Oliver Krischer, Minister für Umwelt, Naturschutz und Verkehr des Landes NRW, 
Kerstin Haarmann, Bundesvorsitzende, VCD, 
Theo Jansen, Leiter Geschäftsstelle, Zukunftsnetz Mobilität NRW, 
Dr. Michael Spörke, Leiter Sozialpolitik u. Kommunales, SoVD Landesverband NRW
Anja Weber, Vorsitzende, DGB NRW

ab 19:30 Uhr 
Ausklang bei Getränken und Snacks 

23 Mär. 2023
Workshop, Seminar | Berlin | 11:45 | nicht öffentlich

Die Beziehungen zu China auf dem Prüfstand: Welche Neuausrichtung kommt mit der China-Strategie?

Chinas wirtschaftlicher und politischer Aufstieg zur neuen, autoritären Großmacht stellt Deutschland und Europa vor große Herausforderungen.
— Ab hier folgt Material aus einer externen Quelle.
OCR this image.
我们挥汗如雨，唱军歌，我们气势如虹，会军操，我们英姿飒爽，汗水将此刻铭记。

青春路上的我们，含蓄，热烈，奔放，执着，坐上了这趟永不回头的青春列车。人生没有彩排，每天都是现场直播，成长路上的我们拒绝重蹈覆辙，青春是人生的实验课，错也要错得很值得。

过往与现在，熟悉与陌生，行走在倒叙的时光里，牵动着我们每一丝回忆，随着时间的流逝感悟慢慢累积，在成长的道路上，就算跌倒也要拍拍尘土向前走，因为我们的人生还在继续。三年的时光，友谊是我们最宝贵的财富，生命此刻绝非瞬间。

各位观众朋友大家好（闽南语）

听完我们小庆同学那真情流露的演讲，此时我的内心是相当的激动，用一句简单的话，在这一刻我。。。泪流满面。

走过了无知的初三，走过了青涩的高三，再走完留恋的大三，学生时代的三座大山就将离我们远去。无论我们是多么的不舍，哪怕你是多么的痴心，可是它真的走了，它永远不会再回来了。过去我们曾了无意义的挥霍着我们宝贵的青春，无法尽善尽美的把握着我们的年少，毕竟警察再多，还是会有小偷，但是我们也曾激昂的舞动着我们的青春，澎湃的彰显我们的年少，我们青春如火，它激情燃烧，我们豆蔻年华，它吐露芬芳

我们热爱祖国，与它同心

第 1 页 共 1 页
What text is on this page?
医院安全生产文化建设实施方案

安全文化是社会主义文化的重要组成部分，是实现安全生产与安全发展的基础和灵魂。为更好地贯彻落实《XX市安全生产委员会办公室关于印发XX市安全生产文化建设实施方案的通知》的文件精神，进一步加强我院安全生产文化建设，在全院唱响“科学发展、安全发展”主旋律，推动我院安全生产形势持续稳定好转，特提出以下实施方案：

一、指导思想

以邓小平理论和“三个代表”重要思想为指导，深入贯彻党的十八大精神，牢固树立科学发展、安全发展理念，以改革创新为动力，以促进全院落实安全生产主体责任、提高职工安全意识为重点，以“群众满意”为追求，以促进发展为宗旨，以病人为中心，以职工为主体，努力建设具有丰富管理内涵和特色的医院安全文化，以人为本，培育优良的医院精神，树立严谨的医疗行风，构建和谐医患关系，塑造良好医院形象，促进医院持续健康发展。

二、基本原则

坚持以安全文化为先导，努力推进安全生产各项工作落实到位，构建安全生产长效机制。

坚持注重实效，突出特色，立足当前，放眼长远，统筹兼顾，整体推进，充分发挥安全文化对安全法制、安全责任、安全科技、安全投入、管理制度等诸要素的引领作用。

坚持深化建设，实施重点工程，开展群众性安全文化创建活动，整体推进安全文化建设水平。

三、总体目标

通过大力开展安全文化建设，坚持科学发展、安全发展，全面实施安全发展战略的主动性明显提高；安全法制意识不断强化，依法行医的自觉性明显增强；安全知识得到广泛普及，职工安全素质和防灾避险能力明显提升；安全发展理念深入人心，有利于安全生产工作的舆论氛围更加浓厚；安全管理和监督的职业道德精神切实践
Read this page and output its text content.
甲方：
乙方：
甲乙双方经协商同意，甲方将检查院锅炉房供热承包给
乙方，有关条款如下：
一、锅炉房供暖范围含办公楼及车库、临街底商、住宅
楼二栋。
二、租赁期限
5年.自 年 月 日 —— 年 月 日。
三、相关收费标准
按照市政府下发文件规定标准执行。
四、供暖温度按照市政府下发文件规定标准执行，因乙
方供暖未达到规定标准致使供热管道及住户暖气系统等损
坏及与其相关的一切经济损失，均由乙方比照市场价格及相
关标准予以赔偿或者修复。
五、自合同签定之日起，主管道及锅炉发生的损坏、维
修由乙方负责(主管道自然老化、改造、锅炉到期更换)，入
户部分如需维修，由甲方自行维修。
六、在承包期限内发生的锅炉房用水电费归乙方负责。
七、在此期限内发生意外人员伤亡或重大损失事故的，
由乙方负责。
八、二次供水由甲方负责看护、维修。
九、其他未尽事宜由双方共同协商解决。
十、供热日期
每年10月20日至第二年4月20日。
Die Beziehungen zu Peking, oft im Dreiklang von Partnerschaft, Konkurrenz und Rivalität beschrieben, verändern sich rasant.

Im Koalitionsvertrag hat die Ampelregierung eine umfassende China-Strategie angekündigt. Sie ist dringend geboten und wird mit Spannung erwartet: Denn das brutale und kostspielige Scheitern deutscher Russland-Politik mit ihrem Credo „Wandel durch Handel“ hat gezeigt, wozu starke Abhängigkeiten von autoritären Staaten führen können. Gleichzeitig hängen Deutschlands zentrale Vorhaben – Energiewende und grüne Transformation – maßgeblich von chinesischen Rohstoffen, (Vor-)Produkten und Lieferketten ab.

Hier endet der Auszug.